CHRISTOPHER BUSH – Dead Man’s Music. Howard Baker, UK, hardcover reprint, 1970. First Edition: Wm. Heinemann, UK, hc, 1931. US hardcover: Doubleday Doran/Crime Club, 1932.

CHRISTOPHER BUSH Dead Man's Music

   An odd request to Durangos, Limited, sends Ludovic Travers, newly appointed director, to Steyvenning, Sussex.
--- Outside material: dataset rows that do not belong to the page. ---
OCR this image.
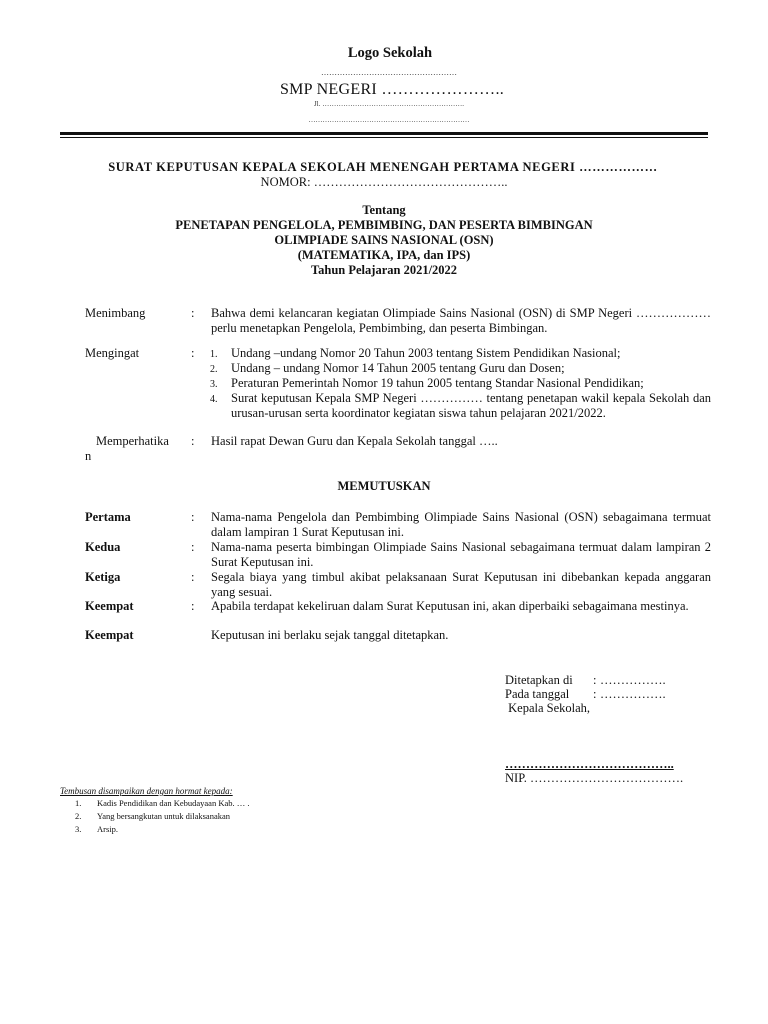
Logo Sekolah
……………………………………………
SMP NEGERI …………………..
Jl. …………………………………………………….
……………………………………………………………
SURAT KEPUTUSAN KEPALA SEKOLAH MENENGAH PERTAMA NEGERI ………………
NOMOR: ………………………………………..
Tentang
PENETAPAN PENGELOLA, PEMBIMBING, DAN PESERTA BIMBINGAN
OLIMPIADE SAINS NASIONAL (OSN)
(MATEMATIKA, IPA, dan IPS)
Tahun Pelajaran 2021/2022
Menimbang	: Bahwa demi kelancaran kegiatan Olimpiade Sains Nasional (OSN) di SMP Negeri ……………… perlu menetapkan Pengelola, Pembimbing, dan peserta Bimbingan.
Mengingat	: 1. Undang –undang Nomor 20 Tahun 2003 tentang Sistem Pendidikan Nasional;
2. Undang – undang Nomor 14 Tahun 2005 tentang Guru dan Dosen;
3. Peraturan Pemerintah Nomor 19 tahun 2005 tentang Standar Nasional Pendidikan;
4. Surat keputusan Kepala SMP Negeri …………… tentang penetapan wakil kepala Sekolah dan urusan-urusan serta koordinator kegiatan siswa tahun pelajaran 2021/2022.
Memperhatika
n
: Hasil rapat Dewan Guru dan Kepala Sekolah tanggal …..
MEMUTUSKAN
Pertama	: Nama-nama Pengelola dan Pembimbing Olimpiade Sains Nasional (OSN) sebagaimana termuat dalam lampiran 1 Surat Keputusan ini.
Kedua	: Nama-nama peserta bimbingan Olimpiade Sains Nasional sebagaimana termuat dalam lampiran 2 Surat Keputusan ini.
Ketiga	: Segala biaya yang timbul akibat pelaksanaan Surat Keputusan ini dibebankan kepada anggaran yang sesuai.
Keempat	: Apabila terdapat kekeliruan dalam Surat Keputusan ini, akan diperbaiki sebagaimana mestinya.
Keempat	Keputusan ini berlaku sejak tanggal ditetapkan.
Ditetapkan di : …………….
Pada tanggal : …………….
Kepala Sekolah,
…………………………………..
NIP. ……………………………….
Tembusan disampaikan dengan hormat kepada:
1. Kadis Pendidikan dan Kebudayaan Kab. … .
2. Yang bersangkutan untuk dilaksanakan
3. Arsip.
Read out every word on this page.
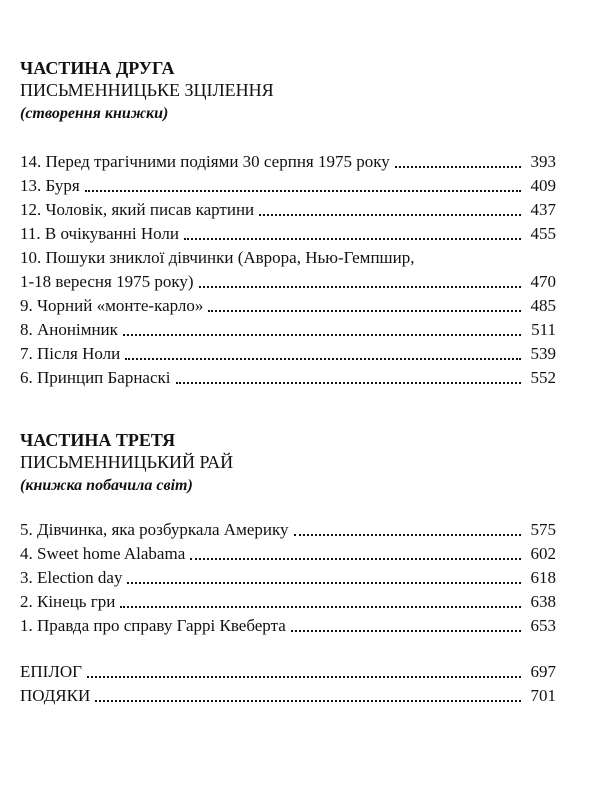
ЧАСТИНА ДРУГА
ПИСЬМЕННИЦЬКЕ ЗЦІЛЕННЯ
(створення книжки)
14. Перед трагічними подіями 30 серпня 1975 року	393
13. Буря	409
12. Чоловік, який писав картини	437
11. В очікуванні Ноли	455
10. Пошуки зниклої дівчинки (Аврора, Нью-Гемпшир,
1-18 вересня 1975 року)	470
9. Чорний «монте-карло»	485
8. Анонімник	511
7. Після Ноли	539
6. Принцип Барнаскі	552
ЧАСТИНА ТРЕТЯ
ПИСЬМЕННИЦЬКИЙ РАЙ
(книжка побачила світ)
5. Дівчинка, яка розбуркала Америку	575
4. Sweet home Alabama	602
3. Election day	618
2. Кінець гри	638
1. Правда про справу Гаррі Квеберта	653
ЕПІЛОГ	697
ПОДЯКИ	701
Claude Rook is looking for a man of “implicitly honourable confidence” who knows china and music and is quick-witted.

   When Travers more or less satisfies Rook’s requirements, Rook gives him a musical manuscript with unclear instructions what to do with it. As might have been guessed, Rook turns up dead, maybe having been tortured and maybe having committed suicide. One of the several odd things about his death is that someone shaved him shortly after he died

   Who was Rook? Why did he give the musical manuscript to Travers? What did the manuscript mean, particularly since it is not the piece Rook played for Travers?

   Not one of Travers’ better cases, more a thriller than a detective novel. A library patron — I deplore this tendency but must give the lady or gentleman credit for perceptivity– has scribbled on the cover, “Not good.”

   Not bad, either, but certainly a surprisingly weak selection to reprint, considering all the first-class novels that Bush has produced.

— From The MYSTERY FANcier, Vol. 11, No. 2, Spring 1989.


CHRISTOPHER BUSH Dead Man's Music

Bibliographic Data: If my count is correct, Dead Man’s Music is the 5th of 63 mysteries in which Ludovic Travers was the sleuth of record.

   The first appeared in 1926, the last in 1968. Christopher Bush also wrote another dozen or so detective novels as by Michael Home in which Travers did not appear.

   It isn’t clear in Bill’s review, perhaps, but Travers himself was a licensed (and therefore private) investigator, so unless I’m wrong about this, it’s strange that he’s not included in Kevin Burton Smith’s list of PIs on his Thrilling Detective website.

   Three more of Bush’s mysteries are reviewed by Mike Grost on his Classic Crime and Detection website, where he suggests that alibis and stage trickery are often significant factors in his work.